What, don't they watch television?
Cameras cannot resolve more detail than they have captured. Yet this same plot device
has been part of the screenwriter's bin of tricks for decades, because, evidently,
screenwriters only read other screenplays. Note to screenwriters: CUT IT OUT. It's dumb.
It doesn't work that way. (And note to makers of surveillance cameras: your cameras need
better resolution.)
As a curmudgeonly aside, has it occurred to anyone else that TV routinely portrays just
exactly the kind of police departments that a democratic society doesn't want? Week in,
week out, we watch them break procedural rules, brutalize suspects, and violate peoples'
civil rights right and left. These little plot liberties are always righteous, excused by
the fact that the omniscient viewer knows they're justified, but if, say, Andy Sippowitz
(of "NYPD Blue") is representative of real detectives, then this society is
about two hops and a half-step from unbounded Nazism. Harrumph. Glad I got that off my
chest.
Anyway, at the denouement of the "CSI Miami" episode, the shadowy figures in
the distant window have become a recognizable woman being shot in the head by a
recognizable man, whom our one-man Justice League convicts using an 8x10 of a scar on the
suspect's hand, if you can believe that, in what must have been something like a 4,000X
enlargement.
I don't know maybe that dead paparazzi used a Canon DSLR from the future, you
think?
World's Most Expensive SLR
So you thought Leicas were expensive, did you? I'm afraid another well-known German
manufacturer has trumped Leica soundly in the how-expensive-can-you-make-it department.
How about an SLR that costs $400,000?
Of course, I'm leaving out a few little details: the company is Mercedes, and the
product is a car. The Mercedes SLR, built in cooperation with McLaren, takes its name from
a Mercedes of c. 1955 before single-lens-reflex cameras really amounted to much.
Like many Mercedes automobiles, this one manages to look cool and ugly at the same time.

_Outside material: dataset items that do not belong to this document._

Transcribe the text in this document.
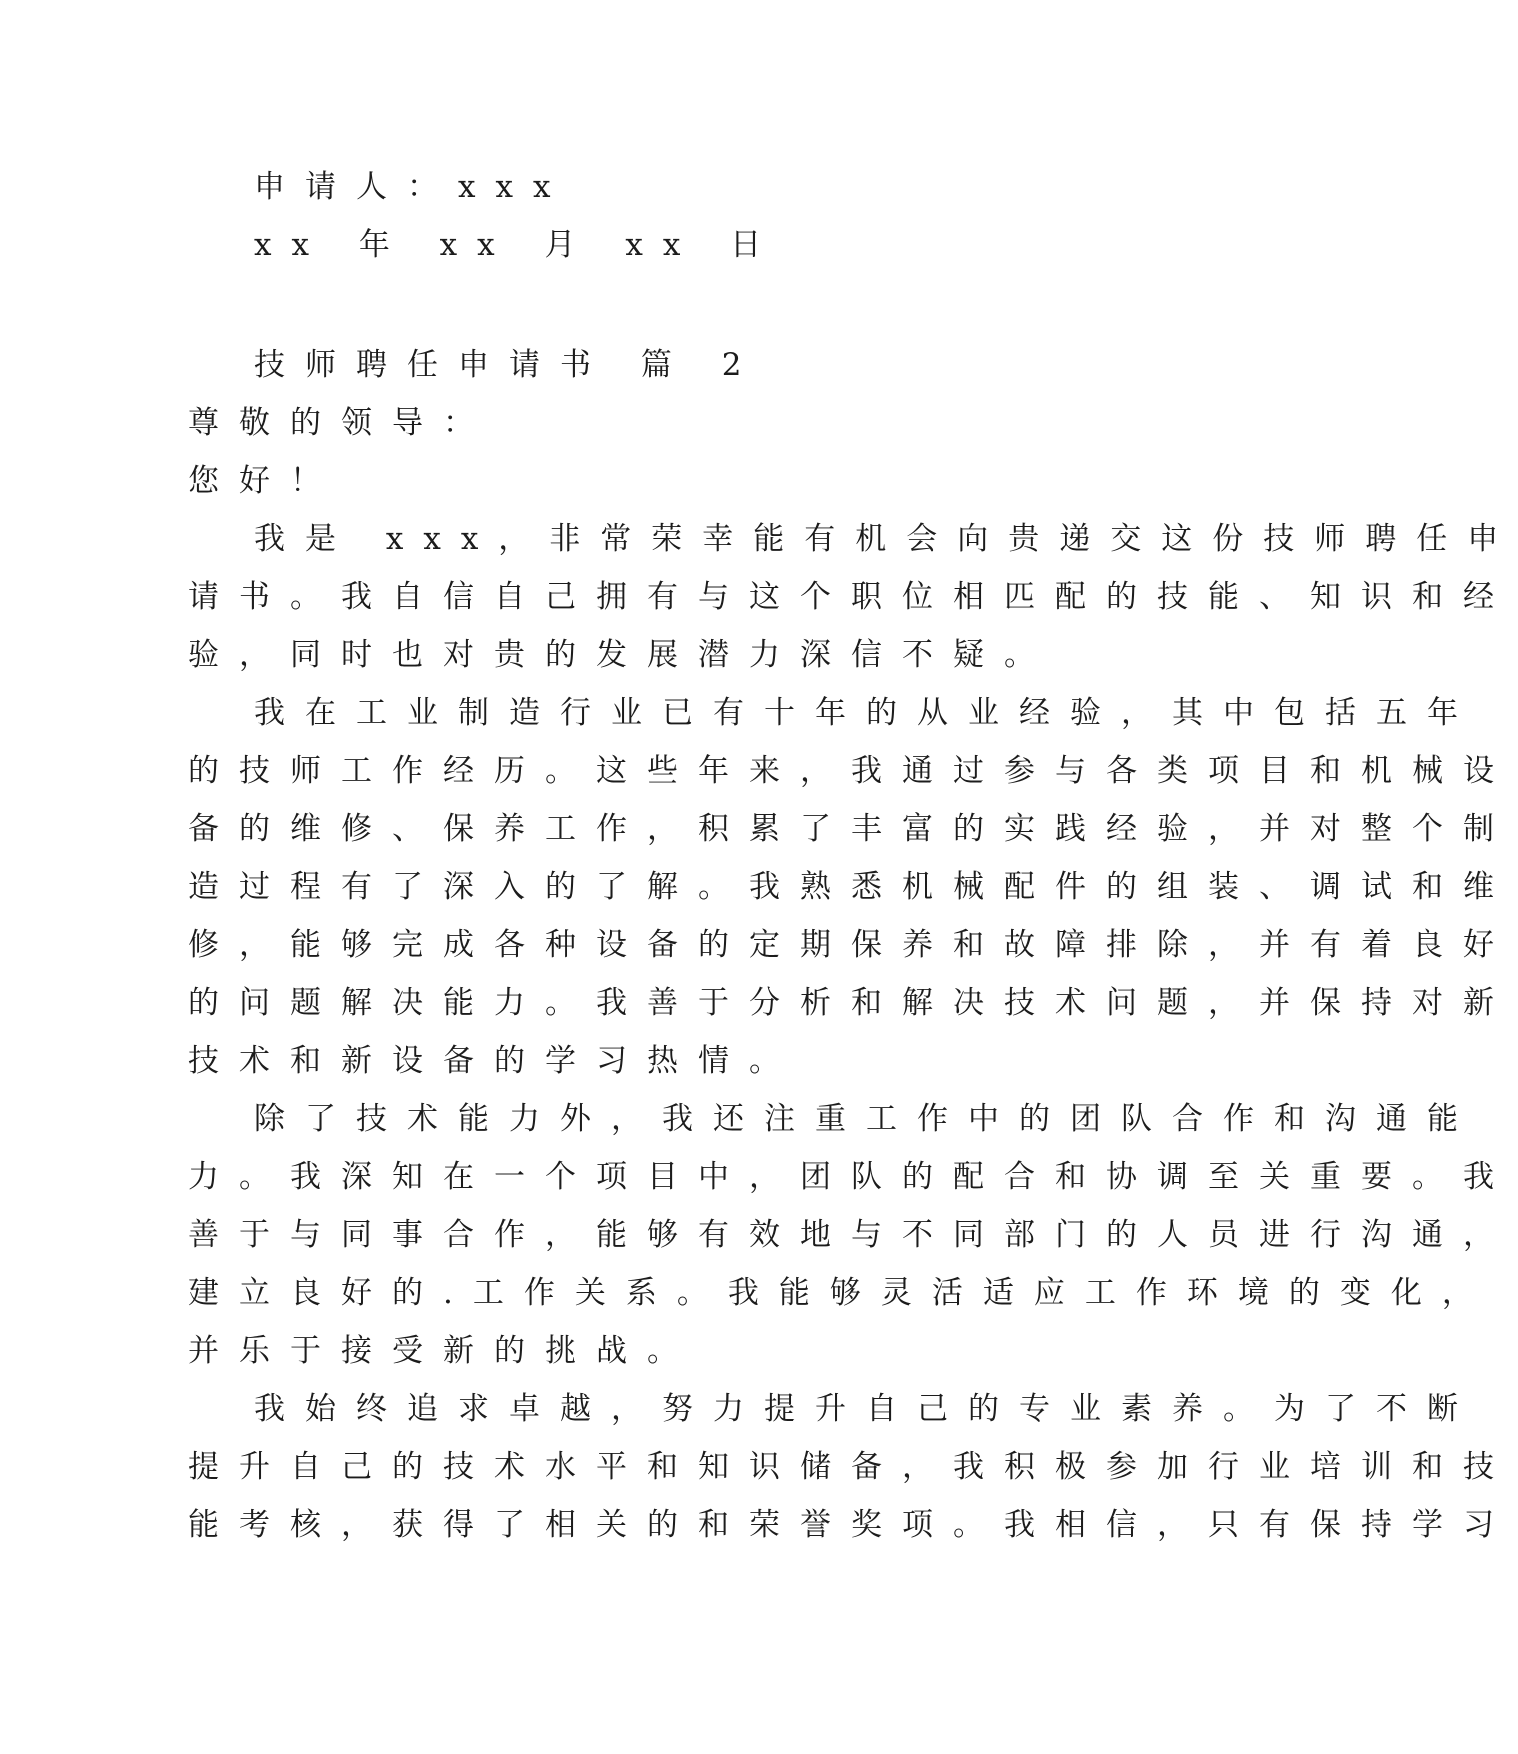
申请人：xxx
xx 年 xx 月 xx 日
技师聘任申请书 篇 2
尊敬的领导：
您好！
我是 xxx，非常荣幸能有机会向贵递交这份技师聘任申
请书。我自信自己拥有与这个职位相匹配的技能、知识和经
验，同时也对贵的发展潜力深信不疑。
我在工业制造行业已有十年的从业经验，其中包括五年
的技师工作经历。这些年来，我通过参与各类项目和机械设
备的维修、保养工作，积累了丰富的实践经验，并对整个制
造过程有了深入的了解。我熟悉机械配件的组装、调试和维
修，能够完成各种设备的定期保养和故障排除，并有着良好
的问题解决能力。我善于分析和解决技术问题，并保持对新
技术和新设备的学习热情。
除了技术能力外，我还注重工作中的团队合作和沟通能
力。我深知在一个项目中，团队的配合和协调至关重要。我
善于与同事合作，能够有效地与不同部门的人员进行沟通，
建立良好的.工作关系。我能够灵活适应工作环境的变化，
并乐于接受新的挑战。
我始终追求卓越，努力提升自己的专业素养。为了不断
提升自己的技术水平和知识储备，我积极参加行业培训和技
能考核，获得了相关的和荣誉奖项。我相信，只有保持学习
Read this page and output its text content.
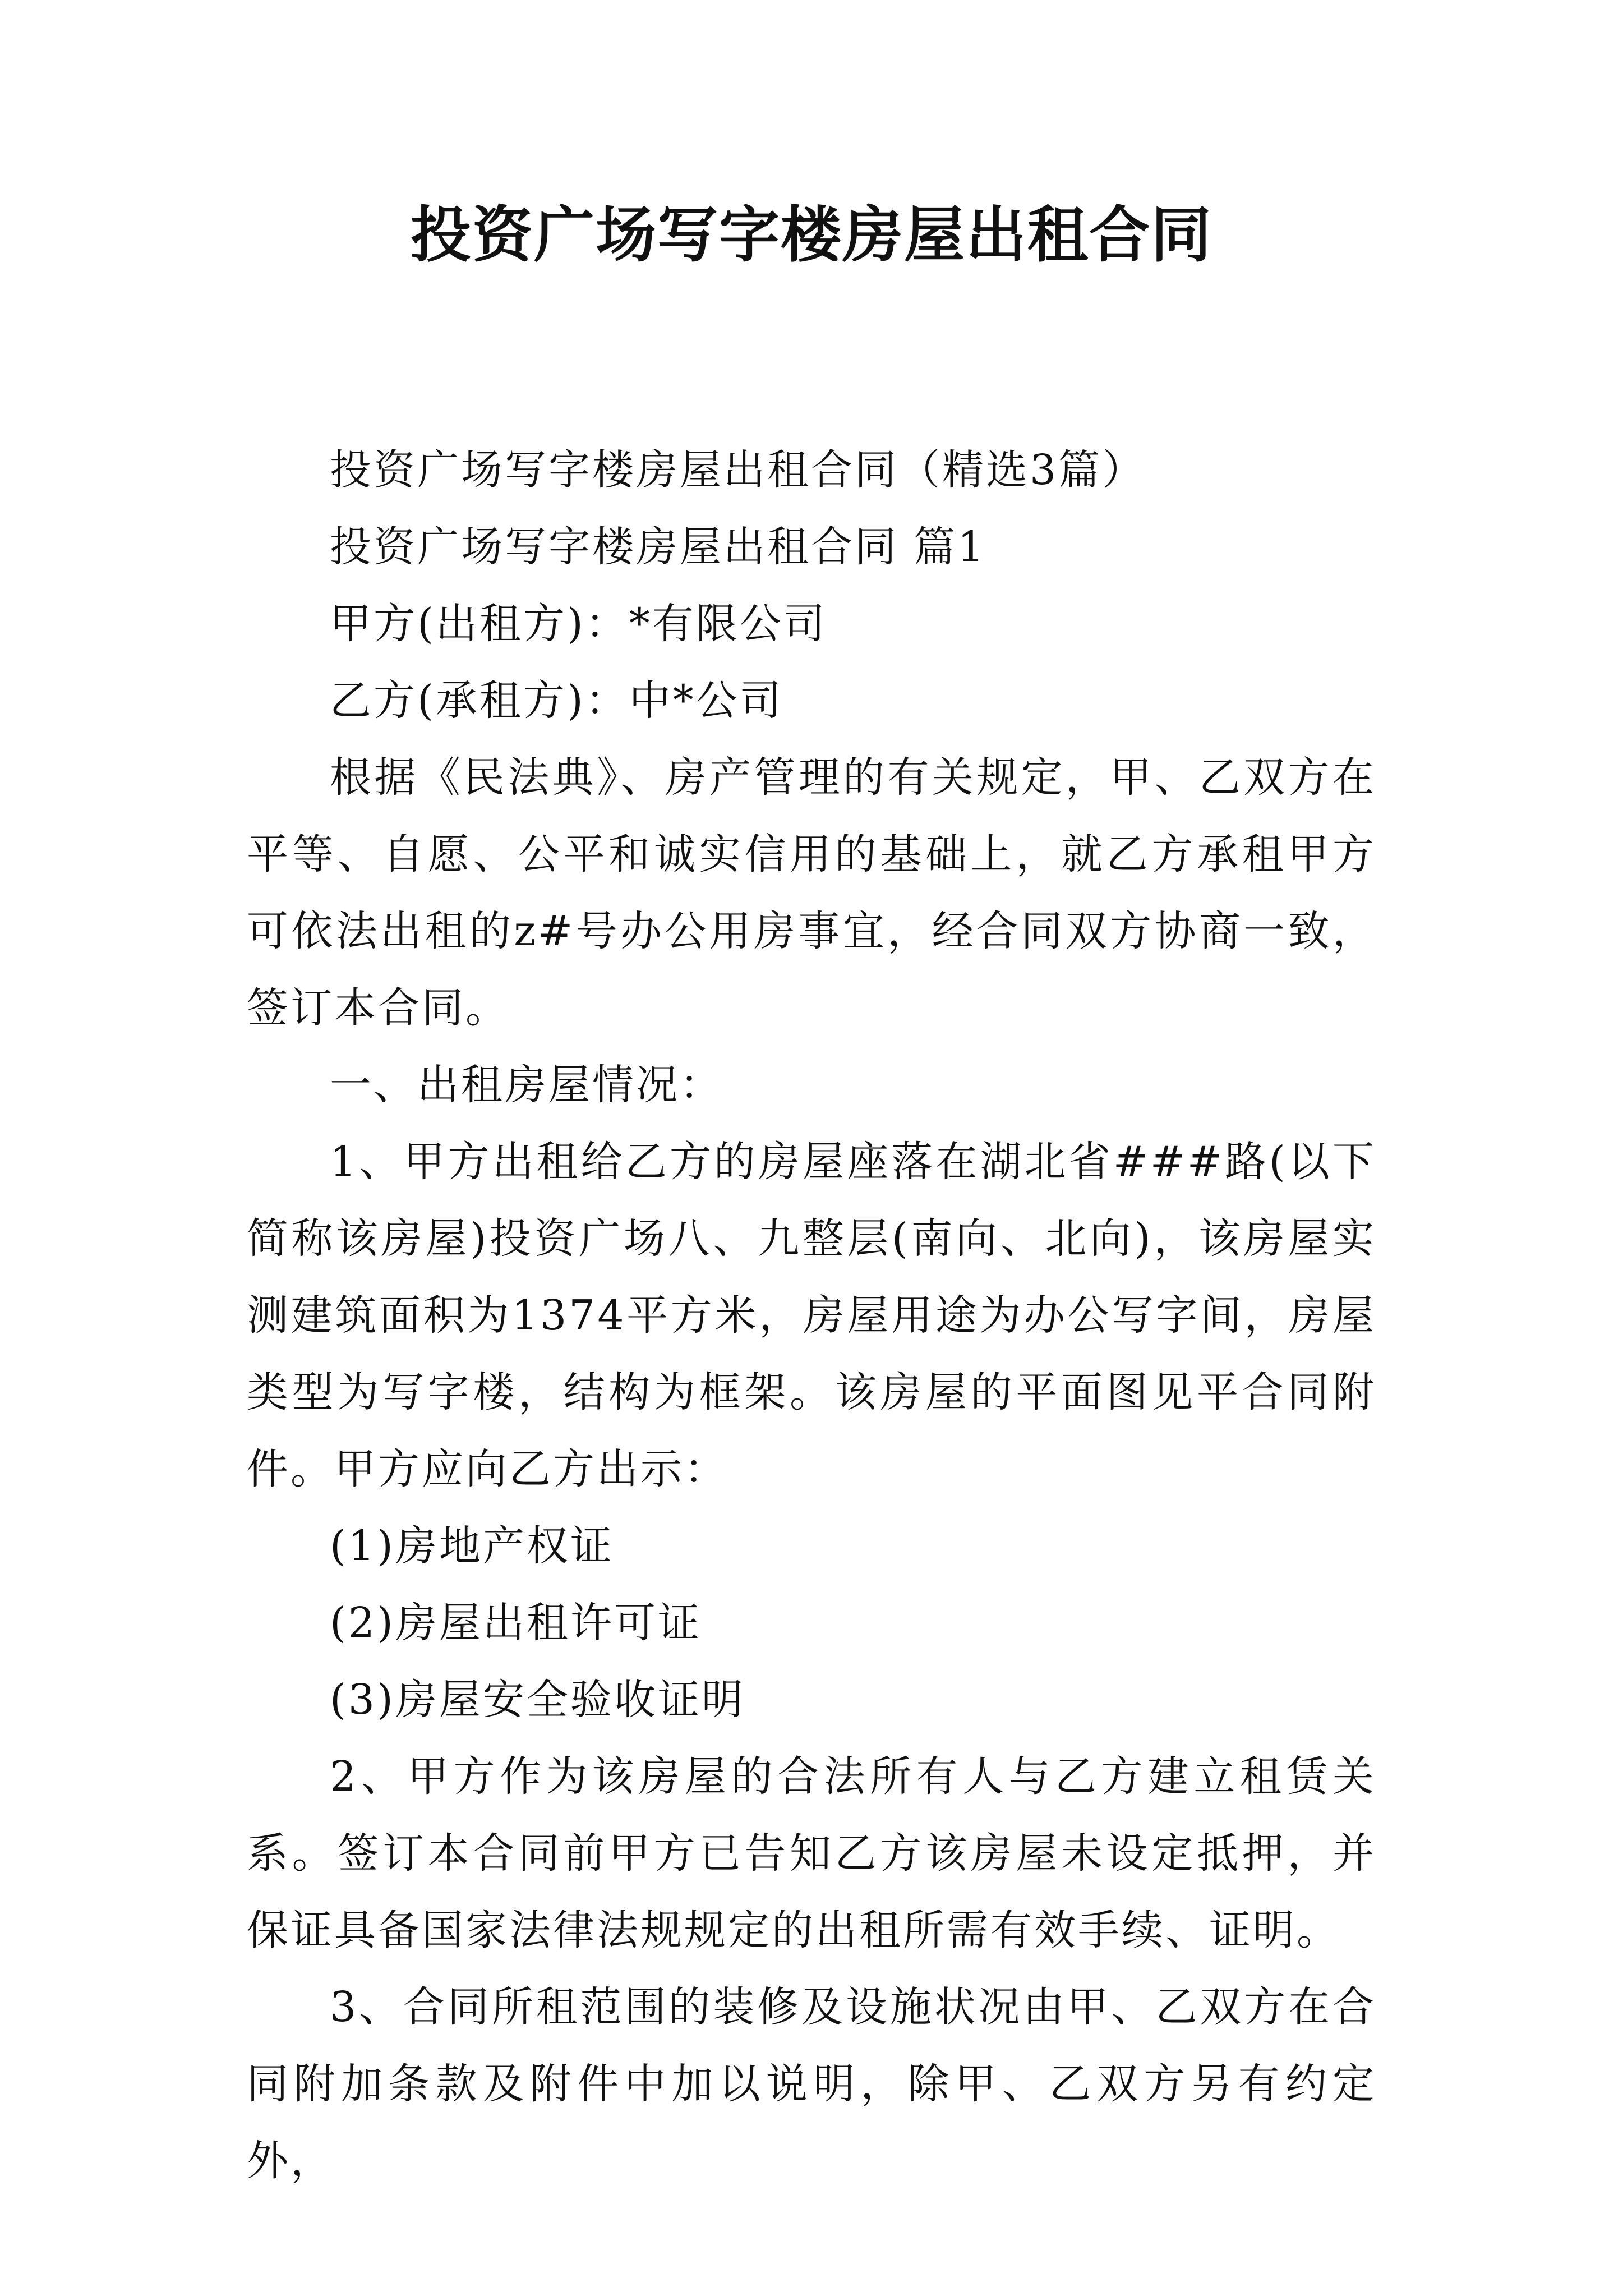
投资广场写字楼房屋出租合同

投资广场写字楼房屋出租合同（精选3篇）

投资广场写字楼房屋出租合同 篇1

甲方(出租方)：*有限公司

乙方(承租方)：中*公司

根据《民法典》、房产管理的有关规定，甲、乙双方在平等、自愿、公平和诚实信用的基础上，就乙方承租甲方可依法出租的z#号办公用房事宜，经合同双方协商一致，签订本合同。

一、出租房屋情况：

1、甲方出租给乙方的房屋座落在湖北省###路(以下简称该房屋)投资广场八、九整层(南向、北向)，该房屋实测建筑面积为1374平方米，房屋用途为办公写字间，房屋类型为写字楼，结构为框架。该房屋的平面图见平合同附件。甲方应向乙方出示：

(1)房地产权证

(2)房屋出租许可证

(3)房屋安全验收证明

2、甲方作为该房屋的合法所有人与乙方建立租赁关系。签订本合同前甲方已告知乙方该房屋未设定抵押，并保证具备国家法律法规规定的出租所需有效手续、证明。

3、合同所租范围的装修及设施状况由甲、乙双方在合同附加条款及附件中加以说明，除甲、乙双方另有约定外，
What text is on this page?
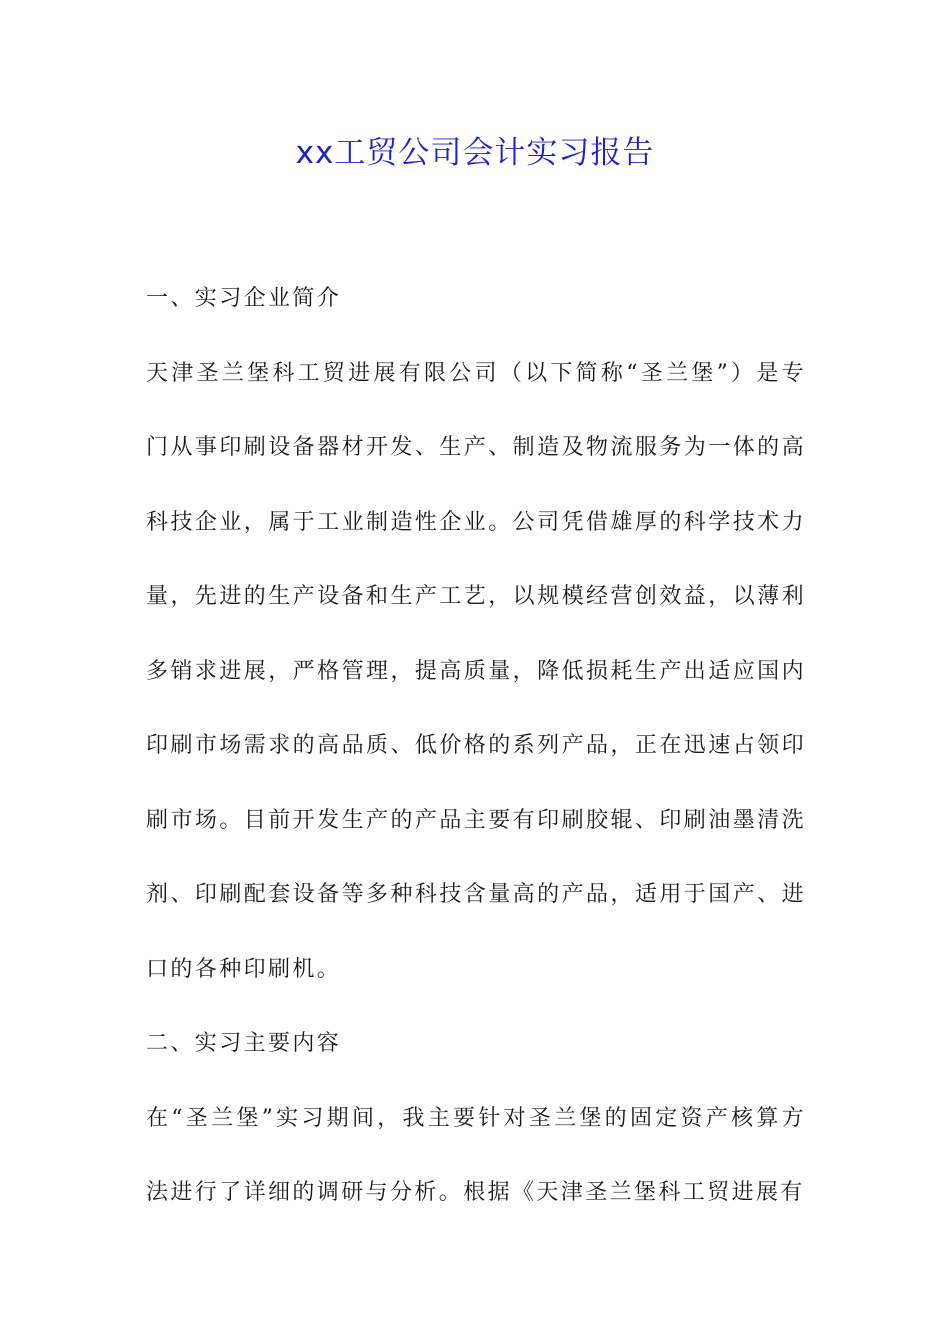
xx工贸公司会计实习报告

一、实习企业简介

天津圣兰堡科工贸进展有限公司（以下简称“圣兰堡”）是专门从事印刷设备器材开发、生产、制造及物流服务为一体的高科技企业，属于工业制造性企业。公司凭借雄厚的科学技术力量，先进的生产设备和生产工艺，以规模经营创效益，以薄利多销求进展，严格管理，提高质量，降低损耗生产出适应国内印刷市场需求的高品质、低价格的系列产品，正在迅速占领印刷市场。目前开发生产的产品主要有印刷胶辊、印刷油墨清洗剂、印刷配套设备等多种科技含量高的产品，适用于国产、进口的各种印刷机。

二、实习主要内容

在“圣兰堡”实习期间，我主要针对圣兰堡的固定资产核算方法进行了详细的调研与分析。根据《天津圣兰堡科工贸进展有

The newest German SLR. Copyright Daimler-Chrysler.
Looking Back in Time
A small square of black with a scattering of dots and flecks of various colors (see
above) is beyond a doubt one of the most remarkable photographs ever made. It's a
cumulative exposure made by the Hubble Space Telescope over about 280 hours, through 400
orbits, of a patch of deep space so tiny that astronomers say it's "like looking at
the sky through an 8-foot straw." The oldest objects in the picture are thought to be
at least 13 billion years old the amount of time it took the light we're seeing to
get to Earth. It sure is fun to be alive right now, isn't it?
Another Peeve (But Not a Pet One)
Why would a digital camera manufacturer give the weight of its camera "without
batteries," when the battery in question is proprietary and the camera won't work
without it?
Nice Pictures Except They Move
I've always believed on very little actual evidence that watching
black-and-white movies can help black-and-white photographers get better. New on DVD
recently is the famous "Schindler's List," which, although perhaps a qualified
success as a film (only Spielberg could come so close to ruining a movie full of death and
genocide with a saccharine ending), is indisputably a tour-de-force of superlative
monochrome cinematography. Never mind the red cloak; Janusz Kaminski's camerawork is of an
extraordinary standard, always very good and, quite frequently, flat-out great. A movie to
rent if you're trying to learn how to see, or see better, in black-and-white.
I should definitely not get going on this topic, but a few more in the same category
might be Woody Allen's "Manhattan," Peter Bogdanovitch's "The Last Picture
Show," and Jean Cocteau's "La Belle et la Bete" (Beauty and the Beast), the
last a strange and wonderful little fantasy set-piece, perfumed and magical, with special
effects of a kind we're not likely to see more of now that everything's done on computers.
And of course any good film noire worth its salt would also qualify. For a taste,
try the nearly surreal "Double Indemnity." I will resist the temptation to keep
listing more...I will resist....
While I'm on the subject of moving pictures, I note that the fine actor Paul Winfield
has died, far too young. Among others, his performance in the movie "Sounder,"
opposite the incomparable Cicely Tyson, has stuck in my mind for decades. R.I.P.